Night comes. The body must be watched over. Relatives will leave. We give them salt; they throw it over their shoulder to ward off the ghost. The ghost must stay here, and people should return to their homes without badness. Only the intimate family remains, and the quiet is soon filled by words of shock, not sadness; no, that will take several days, or weeks, to visit the grievers. For now, only shock. The body lies there, still warm under the touch, still elastic and soft, and seems asleep, as if it will open its eyes, laugh, and say, I got you, didn’t I? The game he used to play when he was still alive. And we wish it was the game. We think it is a game.
Burn the candle and incense. Never let them extinguish. Once they are, the body will try to revive, the dead will awaken, but the body has already been dismantled.
She will stay by him, lying next to it. We will hear her murmuring, but we must close our eyes. We must settle to sleep so that we can wake up in the morning and imagine that we have dreamt it all. We know it has happened, but we can lie to ourselves, for just a little longer.
When the morning comes the body is where we left it, with its head pointing north, its hands still in the form of a prayer. Cover the face with a white cloth; see, he does not breathe. See, it is dead. But now, we must welcome the relatives and neighbors. They will come to say their last good-byes, and we must prepare for the funeral.
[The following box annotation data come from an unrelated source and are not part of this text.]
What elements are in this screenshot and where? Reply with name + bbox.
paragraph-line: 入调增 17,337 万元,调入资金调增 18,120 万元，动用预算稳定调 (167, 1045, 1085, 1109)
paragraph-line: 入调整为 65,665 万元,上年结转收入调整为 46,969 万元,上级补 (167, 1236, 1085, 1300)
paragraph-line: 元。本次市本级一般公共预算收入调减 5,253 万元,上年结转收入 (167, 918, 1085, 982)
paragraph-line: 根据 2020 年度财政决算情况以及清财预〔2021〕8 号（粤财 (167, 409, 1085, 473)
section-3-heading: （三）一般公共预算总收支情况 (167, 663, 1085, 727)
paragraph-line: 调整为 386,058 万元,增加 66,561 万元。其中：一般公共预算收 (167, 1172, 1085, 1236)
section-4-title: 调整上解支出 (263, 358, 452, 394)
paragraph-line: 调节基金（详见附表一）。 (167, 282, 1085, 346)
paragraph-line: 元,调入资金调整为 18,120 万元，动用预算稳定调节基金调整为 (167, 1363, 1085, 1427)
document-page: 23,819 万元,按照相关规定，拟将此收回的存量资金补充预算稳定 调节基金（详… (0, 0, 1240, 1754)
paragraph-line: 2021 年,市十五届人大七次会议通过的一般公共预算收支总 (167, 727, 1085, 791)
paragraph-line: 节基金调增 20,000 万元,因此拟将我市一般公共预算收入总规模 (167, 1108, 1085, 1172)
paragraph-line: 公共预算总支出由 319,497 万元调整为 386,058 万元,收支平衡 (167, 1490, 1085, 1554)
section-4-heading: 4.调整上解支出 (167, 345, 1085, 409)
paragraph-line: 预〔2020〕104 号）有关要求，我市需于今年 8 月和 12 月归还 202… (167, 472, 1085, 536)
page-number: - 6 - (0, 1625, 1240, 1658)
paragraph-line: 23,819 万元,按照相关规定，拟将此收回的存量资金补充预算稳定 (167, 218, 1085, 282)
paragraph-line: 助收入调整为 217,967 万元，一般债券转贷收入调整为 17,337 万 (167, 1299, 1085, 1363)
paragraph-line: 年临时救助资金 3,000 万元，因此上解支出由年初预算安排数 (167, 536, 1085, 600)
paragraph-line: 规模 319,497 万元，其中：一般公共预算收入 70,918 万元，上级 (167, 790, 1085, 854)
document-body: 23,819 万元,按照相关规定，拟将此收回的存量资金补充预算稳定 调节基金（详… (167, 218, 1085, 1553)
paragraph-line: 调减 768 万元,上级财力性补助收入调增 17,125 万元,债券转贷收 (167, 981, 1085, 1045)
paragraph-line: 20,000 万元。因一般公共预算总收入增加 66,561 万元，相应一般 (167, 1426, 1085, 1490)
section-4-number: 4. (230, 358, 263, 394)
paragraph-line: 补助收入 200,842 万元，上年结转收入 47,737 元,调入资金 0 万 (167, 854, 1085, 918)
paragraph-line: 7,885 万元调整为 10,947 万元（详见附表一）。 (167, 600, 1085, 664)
And once the date is set—and it must be on an auspicious day—we must let the others know, for they, too, will want to bid him farewell. We invade the privacy of the dead by opening his address books, his files, locating this and that number, calling, calling to let them know that the man has died. And always the shock, and the retelling of his illness and his last moments. Always the same. And with each call, dread becomes heavier and heavier, and we must open our mouths, slowly, laboriously, to recount the same story again and again without losing ourselves to the immediate grief.
The dead must travel through the river that separates this world from the other. He must wear white, as all pilgrims do, as all brides do, to show the purity of his intent; and so that whatever new color rises, white can absorb and transform itself, whatever the new color is. The dead must wear the travel leggings and carry a bag full of money so he can bribe the god to let him through the gate. The dead must hold a staff by his side because the journey to the other side is arduous. Give him water because the journey will be tiring. Give him freshly cooked rice because he will be hungry as he walks through the unfamiliar landscape. The journey will be long. It is long, but the living’s, through this new region of absence, will be longer.